At the outset, the agreement does not expressly provide for such right of enforcement to M.  Hence, the first condition of the test under the 1999 Act is not fulfilled in the given facts. 

Next, on the second condition of benefit being conferred upon M, it is clear that the non-compete sought to purport the protection to not only C, but also to the business of any of its other group companies.  Thus, although M is not expressly stated, it is identified by way of description as an affiliate/subsidiary company. Accordingly, the protection extended to M- a 100% subsidiary of P. 

Now being a beneficiary under the agreement, M has a right to seek enforcement of the clause in its own capacity under section 1(1)(b) of the 1999 Act, if not otherwise intended by the contracting parties (section 1(2)).  In the absence of such contrary intention, it may be concluded that M has a right of action against L.

In the alternate, M, through P, can seek an order of specific performance by way of divesture of L’s joint venture. P, as the promisee, may sue L for such an order, alongside damages for the losses suffered by M. The above results may be affirmed by the case of Axon Well Intervention Products Holdings AS v Craig [2015] CSOH 4.

  1. The issue is whether L may have an enforceable claim of restitution against P, which is not a party to the contract under which the claim arises.  Inferring from the case of MacDonald Dickens & Macklin v Costello [2011] EWCA Civ 930, it may be concluded that such a claim would fail.  This is because, although P benefitted from the work done by L on its site, allowing such a direct claim would undermine the foundation of contractual arrangements premised on free will and voluntary intention between the parties.  The fact that L agreed to contract with M, and not P, clarifies the intention of both parties, more particularly, the knowledge of L regarding its counter party.

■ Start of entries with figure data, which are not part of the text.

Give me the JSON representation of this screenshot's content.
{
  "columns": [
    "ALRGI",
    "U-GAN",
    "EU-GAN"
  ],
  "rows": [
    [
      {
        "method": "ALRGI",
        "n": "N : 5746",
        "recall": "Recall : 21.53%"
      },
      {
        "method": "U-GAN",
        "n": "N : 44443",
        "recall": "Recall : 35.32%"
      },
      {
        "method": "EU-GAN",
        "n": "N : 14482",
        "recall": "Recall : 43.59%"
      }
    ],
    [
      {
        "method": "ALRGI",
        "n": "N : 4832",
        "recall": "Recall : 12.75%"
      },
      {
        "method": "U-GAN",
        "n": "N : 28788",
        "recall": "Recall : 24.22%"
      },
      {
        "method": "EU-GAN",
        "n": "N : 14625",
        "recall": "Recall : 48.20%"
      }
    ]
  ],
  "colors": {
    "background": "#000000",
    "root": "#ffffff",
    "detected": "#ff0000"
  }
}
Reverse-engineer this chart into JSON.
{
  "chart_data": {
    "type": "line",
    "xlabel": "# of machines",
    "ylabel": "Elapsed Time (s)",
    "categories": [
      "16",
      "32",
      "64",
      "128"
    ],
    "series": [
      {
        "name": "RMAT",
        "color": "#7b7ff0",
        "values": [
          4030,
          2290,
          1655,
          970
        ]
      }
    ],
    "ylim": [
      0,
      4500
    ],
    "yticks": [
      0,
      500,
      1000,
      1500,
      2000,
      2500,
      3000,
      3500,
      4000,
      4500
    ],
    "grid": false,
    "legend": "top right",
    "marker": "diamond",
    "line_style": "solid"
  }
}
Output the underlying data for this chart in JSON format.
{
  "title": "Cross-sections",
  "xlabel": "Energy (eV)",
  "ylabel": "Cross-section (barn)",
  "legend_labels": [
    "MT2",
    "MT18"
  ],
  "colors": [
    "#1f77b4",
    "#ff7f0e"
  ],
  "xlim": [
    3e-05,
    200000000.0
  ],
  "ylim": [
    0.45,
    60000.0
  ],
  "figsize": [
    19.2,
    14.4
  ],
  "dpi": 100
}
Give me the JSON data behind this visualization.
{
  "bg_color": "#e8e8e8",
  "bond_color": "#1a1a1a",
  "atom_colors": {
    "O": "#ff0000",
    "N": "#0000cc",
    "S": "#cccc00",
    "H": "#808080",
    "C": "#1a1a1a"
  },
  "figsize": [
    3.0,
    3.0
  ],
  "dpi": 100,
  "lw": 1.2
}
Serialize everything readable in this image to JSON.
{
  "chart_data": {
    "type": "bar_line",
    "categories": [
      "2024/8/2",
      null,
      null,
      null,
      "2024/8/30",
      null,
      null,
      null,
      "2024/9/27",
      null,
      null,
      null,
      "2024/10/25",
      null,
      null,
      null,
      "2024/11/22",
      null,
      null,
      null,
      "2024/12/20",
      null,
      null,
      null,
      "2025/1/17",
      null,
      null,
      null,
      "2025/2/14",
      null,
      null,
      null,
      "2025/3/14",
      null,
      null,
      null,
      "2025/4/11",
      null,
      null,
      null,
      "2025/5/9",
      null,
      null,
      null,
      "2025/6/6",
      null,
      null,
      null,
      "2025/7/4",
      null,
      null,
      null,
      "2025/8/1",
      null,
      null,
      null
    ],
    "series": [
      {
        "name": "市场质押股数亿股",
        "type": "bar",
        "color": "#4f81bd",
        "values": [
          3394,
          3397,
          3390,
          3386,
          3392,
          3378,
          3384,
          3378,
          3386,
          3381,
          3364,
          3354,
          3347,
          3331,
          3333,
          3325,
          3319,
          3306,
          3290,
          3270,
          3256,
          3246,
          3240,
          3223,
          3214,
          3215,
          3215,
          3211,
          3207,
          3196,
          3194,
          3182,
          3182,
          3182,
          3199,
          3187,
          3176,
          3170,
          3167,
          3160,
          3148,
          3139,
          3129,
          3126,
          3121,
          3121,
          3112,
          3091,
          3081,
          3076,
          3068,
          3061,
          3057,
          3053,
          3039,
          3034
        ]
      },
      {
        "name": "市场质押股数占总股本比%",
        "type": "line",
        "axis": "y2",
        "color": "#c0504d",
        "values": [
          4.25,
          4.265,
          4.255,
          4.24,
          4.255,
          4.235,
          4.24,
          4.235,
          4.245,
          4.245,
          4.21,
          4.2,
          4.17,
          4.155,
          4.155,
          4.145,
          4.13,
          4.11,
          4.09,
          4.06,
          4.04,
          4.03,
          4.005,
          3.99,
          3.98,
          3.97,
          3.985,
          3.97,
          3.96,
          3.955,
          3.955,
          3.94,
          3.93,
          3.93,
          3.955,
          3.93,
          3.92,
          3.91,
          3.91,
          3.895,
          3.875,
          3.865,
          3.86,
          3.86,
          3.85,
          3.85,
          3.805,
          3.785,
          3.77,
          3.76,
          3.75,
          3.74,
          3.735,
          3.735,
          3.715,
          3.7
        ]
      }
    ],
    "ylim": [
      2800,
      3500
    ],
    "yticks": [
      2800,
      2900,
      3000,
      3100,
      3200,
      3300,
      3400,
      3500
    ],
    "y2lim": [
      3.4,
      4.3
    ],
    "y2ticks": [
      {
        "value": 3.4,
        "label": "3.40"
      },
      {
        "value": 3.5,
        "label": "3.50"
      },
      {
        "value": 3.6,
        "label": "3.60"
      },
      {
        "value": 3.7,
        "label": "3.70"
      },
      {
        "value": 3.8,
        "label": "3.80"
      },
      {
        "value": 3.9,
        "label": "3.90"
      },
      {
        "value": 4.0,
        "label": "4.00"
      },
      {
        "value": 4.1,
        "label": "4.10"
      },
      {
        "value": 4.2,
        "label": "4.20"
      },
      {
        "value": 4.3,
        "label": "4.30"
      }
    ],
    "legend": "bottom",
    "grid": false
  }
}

This conforms to the general rule of party autonomy in contract law as per which parties define, allocate and restrict their mutual obligations by way of an agreement- a sound policy towards legal and commercial certainty, as upheld in Pan Ocean Shipping Co Ltd v Creditcorp Ltd (The Trident Beauty) [1994] 1 WLR 161 and Lumbers v W Cook Builders Party Ltd (In Liquidation) [2008] BLR 581.  Thus, L may bring an action against M (and not P directly) to claim restitution, and recover damages.  In such a suit, discretion however lies upon the court to pierce the corporate veil and reach out to P, if situation so warrants.